Naturally, my gracious swim coach picked the 500-meter freestyle for my first race. Stamina and focus were not my strong suits which became problem since these two qualities are necessary in long distance swimming. As you probably have guessed by now, I finished last. Dead last. Actually, not physically dead, even though there were a few blurry stretches I attribute to my goggles uselessly hanging around my neck. It was either that or the lack of oxygen from sucking in half of the water in the entire pool as I gasped for my last breath. From what I’ve been told, they were very close to calling 9-1-1 thinking that I had gone into an epileptic seizure. As I hit the wall, I hear the faint CLAP – – – – CLAP – – – – It is about time Free Willy finished – – –CLAP.
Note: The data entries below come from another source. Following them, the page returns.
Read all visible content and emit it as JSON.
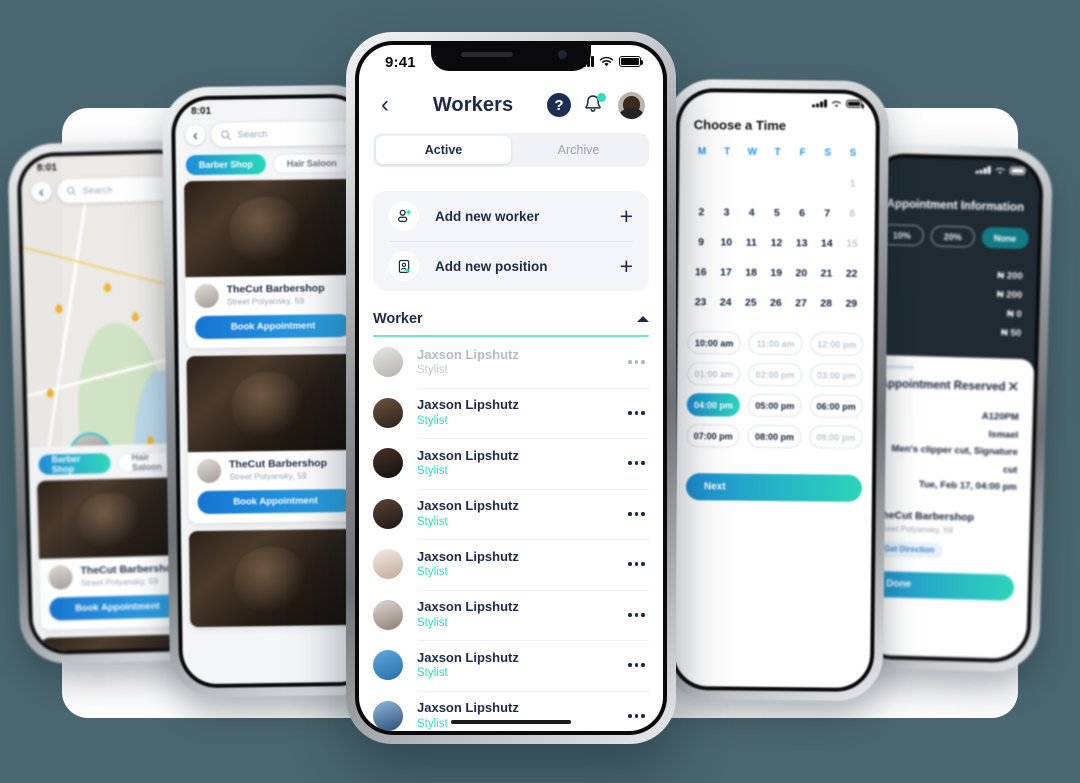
{
  "background_color": "#4a6670",
  "accent_teal": "#2fe0b8",
  "accent_navy": "#1e2a46",
  "main_phone": {
    "status_bar": {
      "time": "9:41",
      "signal_icon": "cellular-bars-icon",
      "wifi_icon": "wifi-icon",
      "battery_icon": "battery-icon"
    },
    "header": {
      "back_icon": "chevron-left-icon",
      "title": "Workers",
      "help_label": "?",
      "help_icon": "help-circle-icon",
      "bell_icon": "notification-bell-icon",
      "avatar_icon": "user-avatar"
    },
    "tabs": [
      {
        "label": "Active",
        "active": true
      },
      {
        "label": "Archive",
        "active": false
      }
    ],
    "add_actions": [
      {
        "label": "Add new worker",
        "icon": "user-plus-icon",
        "plus": "+"
      },
      {
        "label": "Add new position",
        "icon": "badge-plus-icon",
        "plus": "+"
      }
    ],
    "worker_section": {
      "title": "Worker",
      "collapse_icon": "caret-up-icon",
      "rows": [
        {
          "name": "Jaxson Lipshutz",
          "role": "Stylist",
          "muted": true
        },
        {
          "name": "Jaxson Lipshutz",
          "role": "Stylist",
          "muted": false
        },
        {
          "name": "Jaxson Lipshutz",
          "role": "Stylist",
          "muted": false
        },
        {
          "name": "Jaxson Lipshutz",
          "role": "Stylist",
          "muted": false
        },
        {
          "name": "Jaxson Lipshutz",
          "role": "Stylist",
          "muted": false
        },
        {
          "name": "Jaxson Lipshutz",
          "role": "Stylist",
          "muted": false
        },
        {
          "name": "Jaxson Lipshutz",
          "role": "Stylist",
          "muted": false
        },
        {
          "name": "Jaxson Lipshutz",
          "role": "Stylist",
          "muted": false
        }
      ],
      "row_menu_icon": "more-options-icon"
    }
  },
  "phone_far_left": {
    "status_time": "8:01",
    "search_placeholder": "Search",
    "search_icon": "search-icon",
    "back_icon": "chevron-left-icon",
    "chips": [
      {
        "label": "Barber Shop",
        "selected": true
      },
      {
        "label": "Hair Saloon",
        "selected": false
      }
    ],
    "shop": {
      "name": "TheCut Barbershop",
      "address": "Street Polyansky, 59",
      "book_label": "Book Appointment"
    }
  },
  "phone_left": {
    "status_time": "8:01",
    "search_placeholder": "Search",
    "search_icon": "search-icon",
    "back_icon": "chevron-left-icon",
    "chips": [
      {
        "label": "Barber Shop",
        "selected": true
      },
      {
        "label": "Hair Saloon",
        "selected": false
      }
    ],
    "shop": {
      "name": "TheCut Barbershop",
      "address": "Street Polyansky, 59",
      "book_label": "Book Appointment"
    }
  },
  "phone_calendar": {
    "title": "Choose a Time",
    "weekdays": [
      "M",
      "T",
      "W",
      "T",
      "F",
      "S",
      "S"
    ],
    "days": [
      {
        "n": "",
        "dim": false
      },
      {
        "n": "",
        "dim": false
      },
      {
        "n": "",
        "dim": false
      },
      {
        "n": "",
        "dim": false
      },
      {
        "n": "",
        "dim": false
      },
      {
        "n": "",
        "dim": false
      },
      {
        "n": "1",
        "dim": true
      },
      {
        "n": "2",
        "dim": false
      },
      {
        "n": "3",
        "dim": false
      },
      {
        "n": "4",
        "dim": false
      },
      {
        "n": "5",
        "dim": false
      },
      {
        "n": "6",
        "dim": false
      },
      {
        "n": "7",
        "dim": false
      },
      {
        "n": "8",
        "dim": true
      },
      {
        "n": "9",
        "dim": false
      },
      {
        "n": "10",
        "dim": false
      },
      {
        "n": "11",
        "dim": false
      },
      {
        "n": "12",
        "dim": false
      },
      {
        "n": "13",
        "dim": false
      },
      {
        "n": "14",
        "dim": false
      },
      {
        "n": "15",
        "dim": true
      },
      {
        "n": "16",
        "dim": false
      },
      {
        "n": "17",
        "dim": false
      },
      {
        "n": "18",
        "dim": false
      },
      {
        "n": "19",
        "dim": false
      },
      {
        "n": "20",
        "dim": false
      },
      {
        "n": "21",
        "dim": false
      },
      {
        "n": "22",
        "dim": false
      },
      {
        "n": "23",
        "dim": false
      },
      {
        "n": "24",
        "dim": false
      },
      {
        "n": "25",
        "dim": false
      },
      {
        "n": "26",
        "dim": false
      },
      {
        "n": "27",
        "dim": false
      },
      {
        "n": "28",
        "dim": false
      },
      {
        "n": "29",
        "dim": false
      }
    ],
    "slots": [
      {
        "label": "10:00 am",
        "state": "normal"
      },
      {
        "label": "11:00 am",
        "state": "dim"
      },
      {
        "label": "12:00 pm",
        "state": "dim"
      },
      {
        "label": "01:00 am",
        "state": "dim"
      },
      {
        "label": "02:00 pm",
        "state": "dim"
      },
      {
        "label": "03:00 pm",
        "state": "dim"
      },
      {
        "label": "04:00 pm",
        "state": "selected"
      },
      {
        "label": "05:00 pm",
        "state": "normal"
      },
      {
        "label": "06:00 pm",
        "state": "normal"
      },
      {
        "label": "07:00 pm",
        "state": "normal"
      },
      {
        "label": "08:00 pm",
        "state": "normal"
      },
      {
        "label": "09:00 pm",
        "state": "dim"
      }
    ],
    "next_label": "Next"
  },
  "phone_reserved": {
    "page_title": "Appointment Information",
    "tip_options": [
      {
        "label": "10%",
        "selected": false
      },
      {
        "label": "20%",
        "selected": false
      },
      {
        "label": "None",
        "selected": true
      }
    ],
    "prices": [
      "₦ 200",
      "₦ 200",
      "₦ 0",
      "₦ 50"
    ],
    "sheet": {
      "title": "Appointment Reserved",
      "close_icon": "close-icon",
      "code": "A120PM",
      "worker": "Ismael",
      "services": "Men's clipper cut, Signature cut",
      "datetime": "Tue, Feb 17, 04:00 pm",
      "shop_name": "TheCut Barbershop",
      "shop_address": "Street Polyansky, 59",
      "directions_label": "Get Direction",
      "done_label": "Done"
    }
  }
}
Having to do the walk of shame in a Speedo does not even compare in terms of what took place yesterday morning. My not yet two-year-old daughter, Paige, dished out the slow clap. You know you’ve hit an all-time low when the person who shows you pity still poops in her pants and can be entertained for hours with a cardboard box. After numerous failed attempts to put in a hair pretty, I finally managed to do a little squirt top. Granted, it looked like the Leaning Tower of Pisa, but that is beside the point. Sensing my frustration, Paige rubs my back, says ‘it otay dada’ and finishes with a slow clap.
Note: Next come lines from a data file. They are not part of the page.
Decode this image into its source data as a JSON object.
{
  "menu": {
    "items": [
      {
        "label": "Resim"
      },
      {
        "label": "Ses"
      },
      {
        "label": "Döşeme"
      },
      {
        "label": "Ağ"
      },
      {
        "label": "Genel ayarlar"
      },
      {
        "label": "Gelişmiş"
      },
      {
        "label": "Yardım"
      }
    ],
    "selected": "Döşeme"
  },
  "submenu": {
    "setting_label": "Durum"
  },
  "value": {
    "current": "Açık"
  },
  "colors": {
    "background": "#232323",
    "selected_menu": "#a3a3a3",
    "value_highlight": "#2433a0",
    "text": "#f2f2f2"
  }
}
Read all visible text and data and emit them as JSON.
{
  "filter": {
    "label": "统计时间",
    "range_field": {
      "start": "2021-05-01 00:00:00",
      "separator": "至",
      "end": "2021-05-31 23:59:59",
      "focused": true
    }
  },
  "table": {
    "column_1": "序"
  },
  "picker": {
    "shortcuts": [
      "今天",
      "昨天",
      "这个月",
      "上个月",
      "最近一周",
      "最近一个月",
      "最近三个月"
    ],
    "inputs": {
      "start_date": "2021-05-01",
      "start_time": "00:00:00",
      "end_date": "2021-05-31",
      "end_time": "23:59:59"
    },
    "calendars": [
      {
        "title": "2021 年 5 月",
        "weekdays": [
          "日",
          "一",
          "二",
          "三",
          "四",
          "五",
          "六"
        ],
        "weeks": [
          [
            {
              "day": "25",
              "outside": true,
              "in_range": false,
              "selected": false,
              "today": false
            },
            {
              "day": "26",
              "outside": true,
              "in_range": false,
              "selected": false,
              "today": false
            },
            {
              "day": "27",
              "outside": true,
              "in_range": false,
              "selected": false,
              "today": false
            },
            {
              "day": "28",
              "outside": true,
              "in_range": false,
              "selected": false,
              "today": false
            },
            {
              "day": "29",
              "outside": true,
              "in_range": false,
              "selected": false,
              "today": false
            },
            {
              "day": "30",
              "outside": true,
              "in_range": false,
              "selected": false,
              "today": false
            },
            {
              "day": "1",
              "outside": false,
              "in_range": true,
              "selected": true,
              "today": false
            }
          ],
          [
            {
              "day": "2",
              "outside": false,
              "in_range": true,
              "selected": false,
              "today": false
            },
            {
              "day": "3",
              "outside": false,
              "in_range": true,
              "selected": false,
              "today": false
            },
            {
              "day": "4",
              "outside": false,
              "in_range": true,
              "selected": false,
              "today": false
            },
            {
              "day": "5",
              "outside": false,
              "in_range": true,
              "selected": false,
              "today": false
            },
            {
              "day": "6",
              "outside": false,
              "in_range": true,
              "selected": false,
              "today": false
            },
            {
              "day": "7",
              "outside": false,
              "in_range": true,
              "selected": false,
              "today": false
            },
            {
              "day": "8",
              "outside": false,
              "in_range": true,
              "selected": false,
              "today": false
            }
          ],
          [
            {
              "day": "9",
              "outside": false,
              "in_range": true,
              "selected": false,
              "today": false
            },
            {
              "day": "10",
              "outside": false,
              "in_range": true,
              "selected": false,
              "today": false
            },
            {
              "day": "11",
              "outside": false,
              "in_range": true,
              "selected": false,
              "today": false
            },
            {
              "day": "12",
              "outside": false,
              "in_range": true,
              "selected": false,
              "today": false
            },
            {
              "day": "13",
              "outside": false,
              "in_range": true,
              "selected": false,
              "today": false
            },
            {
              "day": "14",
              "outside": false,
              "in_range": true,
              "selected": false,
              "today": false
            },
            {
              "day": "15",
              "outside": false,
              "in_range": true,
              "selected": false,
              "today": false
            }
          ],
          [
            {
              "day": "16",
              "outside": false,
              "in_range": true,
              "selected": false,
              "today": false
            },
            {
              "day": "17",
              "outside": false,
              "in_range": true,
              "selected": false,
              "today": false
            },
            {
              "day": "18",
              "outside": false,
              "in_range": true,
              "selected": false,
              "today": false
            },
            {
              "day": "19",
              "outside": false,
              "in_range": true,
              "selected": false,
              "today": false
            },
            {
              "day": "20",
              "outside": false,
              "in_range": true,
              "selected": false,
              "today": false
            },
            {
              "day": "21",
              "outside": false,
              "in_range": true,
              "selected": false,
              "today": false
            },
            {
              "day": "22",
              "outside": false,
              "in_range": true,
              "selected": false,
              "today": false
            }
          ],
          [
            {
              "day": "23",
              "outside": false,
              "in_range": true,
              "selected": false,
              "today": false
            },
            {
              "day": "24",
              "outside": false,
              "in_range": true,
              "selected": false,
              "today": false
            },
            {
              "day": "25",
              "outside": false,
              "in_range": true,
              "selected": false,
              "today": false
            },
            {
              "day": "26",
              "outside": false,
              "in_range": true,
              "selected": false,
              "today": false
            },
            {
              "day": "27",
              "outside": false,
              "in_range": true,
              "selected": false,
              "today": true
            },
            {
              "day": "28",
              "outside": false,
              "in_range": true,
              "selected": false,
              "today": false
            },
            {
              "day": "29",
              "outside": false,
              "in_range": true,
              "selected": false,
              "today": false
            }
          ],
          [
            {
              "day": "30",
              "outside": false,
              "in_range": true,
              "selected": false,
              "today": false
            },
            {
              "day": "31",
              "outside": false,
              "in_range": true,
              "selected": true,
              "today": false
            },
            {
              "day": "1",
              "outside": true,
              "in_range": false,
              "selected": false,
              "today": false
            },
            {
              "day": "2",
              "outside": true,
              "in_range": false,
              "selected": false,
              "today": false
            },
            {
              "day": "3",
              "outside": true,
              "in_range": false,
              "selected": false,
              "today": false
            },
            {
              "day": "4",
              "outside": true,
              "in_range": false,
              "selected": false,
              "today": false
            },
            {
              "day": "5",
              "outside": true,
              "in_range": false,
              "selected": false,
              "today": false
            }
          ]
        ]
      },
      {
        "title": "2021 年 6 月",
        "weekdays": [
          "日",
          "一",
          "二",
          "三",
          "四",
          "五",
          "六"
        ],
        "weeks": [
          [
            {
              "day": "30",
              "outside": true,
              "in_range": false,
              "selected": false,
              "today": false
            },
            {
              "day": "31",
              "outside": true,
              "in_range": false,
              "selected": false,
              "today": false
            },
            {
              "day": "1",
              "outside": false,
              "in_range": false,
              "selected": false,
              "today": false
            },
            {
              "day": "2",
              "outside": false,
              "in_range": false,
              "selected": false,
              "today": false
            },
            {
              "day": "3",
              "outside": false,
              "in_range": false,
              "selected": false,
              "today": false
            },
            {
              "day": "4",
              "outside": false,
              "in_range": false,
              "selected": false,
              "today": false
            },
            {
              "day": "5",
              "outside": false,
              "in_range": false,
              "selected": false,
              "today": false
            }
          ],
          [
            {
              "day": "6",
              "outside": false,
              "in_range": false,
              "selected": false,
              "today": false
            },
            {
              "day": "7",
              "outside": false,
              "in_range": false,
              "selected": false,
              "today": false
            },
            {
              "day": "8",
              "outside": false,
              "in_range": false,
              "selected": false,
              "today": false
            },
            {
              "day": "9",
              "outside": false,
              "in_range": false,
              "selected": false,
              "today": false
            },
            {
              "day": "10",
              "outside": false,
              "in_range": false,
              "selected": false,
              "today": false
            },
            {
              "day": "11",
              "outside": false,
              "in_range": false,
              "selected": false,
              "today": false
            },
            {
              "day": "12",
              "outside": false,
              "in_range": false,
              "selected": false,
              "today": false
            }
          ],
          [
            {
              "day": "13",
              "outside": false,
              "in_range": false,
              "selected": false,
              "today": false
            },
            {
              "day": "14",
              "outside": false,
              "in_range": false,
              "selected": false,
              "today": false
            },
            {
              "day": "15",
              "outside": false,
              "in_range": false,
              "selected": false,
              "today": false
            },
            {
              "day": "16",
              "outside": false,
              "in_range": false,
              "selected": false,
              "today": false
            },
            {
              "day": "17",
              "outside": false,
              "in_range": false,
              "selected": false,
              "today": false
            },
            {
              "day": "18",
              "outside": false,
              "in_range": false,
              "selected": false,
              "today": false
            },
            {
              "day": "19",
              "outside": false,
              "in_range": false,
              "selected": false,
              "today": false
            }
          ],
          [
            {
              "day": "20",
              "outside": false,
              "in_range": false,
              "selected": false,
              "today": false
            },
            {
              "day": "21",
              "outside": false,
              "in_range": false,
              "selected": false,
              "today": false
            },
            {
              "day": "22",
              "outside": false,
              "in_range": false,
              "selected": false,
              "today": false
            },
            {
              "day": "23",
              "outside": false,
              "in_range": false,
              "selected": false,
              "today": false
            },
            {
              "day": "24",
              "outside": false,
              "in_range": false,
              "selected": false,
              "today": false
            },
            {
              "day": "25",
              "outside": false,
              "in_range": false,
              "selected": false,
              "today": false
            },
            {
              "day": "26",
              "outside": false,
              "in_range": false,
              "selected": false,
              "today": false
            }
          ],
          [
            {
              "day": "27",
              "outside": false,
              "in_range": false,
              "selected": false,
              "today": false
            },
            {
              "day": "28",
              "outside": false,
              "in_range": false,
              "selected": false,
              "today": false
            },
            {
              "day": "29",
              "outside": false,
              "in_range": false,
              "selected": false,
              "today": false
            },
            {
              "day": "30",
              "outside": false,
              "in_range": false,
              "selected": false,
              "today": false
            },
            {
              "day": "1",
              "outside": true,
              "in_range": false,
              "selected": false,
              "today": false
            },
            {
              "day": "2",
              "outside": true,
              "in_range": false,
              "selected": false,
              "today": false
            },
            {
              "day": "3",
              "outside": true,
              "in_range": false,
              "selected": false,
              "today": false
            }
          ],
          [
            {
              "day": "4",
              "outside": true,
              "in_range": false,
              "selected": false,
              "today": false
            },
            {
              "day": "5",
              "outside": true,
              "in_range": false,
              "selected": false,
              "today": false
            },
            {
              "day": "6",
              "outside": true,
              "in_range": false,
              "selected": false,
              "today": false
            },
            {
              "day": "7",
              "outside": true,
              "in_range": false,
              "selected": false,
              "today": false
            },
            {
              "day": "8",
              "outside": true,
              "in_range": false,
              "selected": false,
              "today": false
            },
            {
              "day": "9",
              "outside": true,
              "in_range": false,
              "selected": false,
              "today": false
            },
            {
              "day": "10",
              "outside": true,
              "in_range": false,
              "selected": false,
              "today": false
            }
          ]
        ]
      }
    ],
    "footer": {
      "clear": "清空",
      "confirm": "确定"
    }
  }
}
Only fathers of little girls will understand how this act cuts me deep. After all, for the past four years, I’ve been engrossed with everything female. Baby dolls, dress up, Fancy Nancy, Purplicious and all things Disney Princess. I make the most delicious tea for our afternoon tea parties and have been known to have quite the eye for picking out ‘oh so pretty’ outfits.
I realize the estrogen levels clearly outweigh and outnumber the testosterone in my household. However, I wouldn’t change it for the world. This might be due to the fact that I was always terrified of raising boys. Can you really blame me? After all, girls are made of sugar and spice and all things nice. Boys come from bits of snails and puppy dog tails or at least that is how the nursery rhyme goes.
My fear has nothing to do with the stereotype that boys are wild, crazy, hard to handle and love to do daredevil tricks constantly. If I still struggle with self-confidence, how would I even come close to raising up a head strong, secure boy? How do I paint this picture of being a real man when all I have in my arsenal are crayons? Do I just make up the rules to masculinity as I go since I never received the handbook?
I feel like I don’t have the right skills and interests needed to be a father of boys: I’ve never built anything with my bare hands, have never gone hunting and I am clueless when it comes to cars and home repair. I picture a very Andy Griffith moment when my son asks me, “Dad, what does it mean to be a man?’ and me just stumbling over my words before finally blurting out “I’m still trying to figure that one out on my own after 30 years…. good luck.”